The compiler is permitted to place const objects in read-only storage, for example. It doesn't have to though, and apparently doesn't for your test code that doesn't crash.
You are only allowed to cast away constness of an object which is known not to be const. For example, an interface may pass objects through using a const pointer or a const reference but you passed in an object which isn't const and want/need to modify it. In this case it may be right thing to cast away constness.
On the other hand, casting away constness of an object which was const all the way can land you in deep trouble: when accessing this object, in particular when writing to it, the system may cause all kinds of strange things: the behavior is not defined (by the C++ standard) and on a particular system it may cause e.g. an access violation (because the address of the object is arranged to be in a read-only area).
Note that despite another response I saw const objects need to get an address assigned if the address is ever taken and used in some way.

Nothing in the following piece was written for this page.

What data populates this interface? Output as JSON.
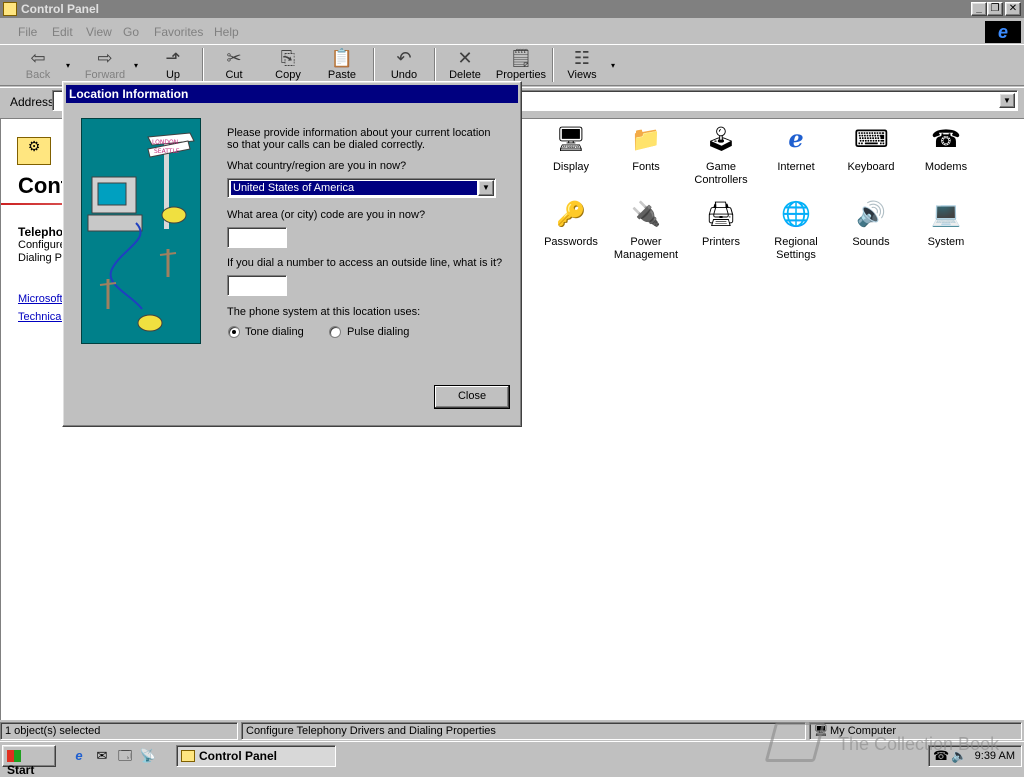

In your code the const_cast<int&>(maxint) expression essentially obtains the address of your constant int which is apparently stored in a memory area which is marked to be read-only. The interesting aspect of your code snippet is that it is like to apparently work, especially when turning on optimization: the code is simple enough that the compiler can tell that the changed location isn't really used and doesn't actually attempt to change the memory location! In this case, no access violation is reported. This is what apparently is the case when the constant is declared inside the function (although the constant may also be located on the stack which typically can't be marked as read-only). Another potential outcome of your code is (independent of whether the constant is declared inside the function or not) is that is actually changed and sometimes read as 100 and in other contexts (which in some way or another involve the address) as 200.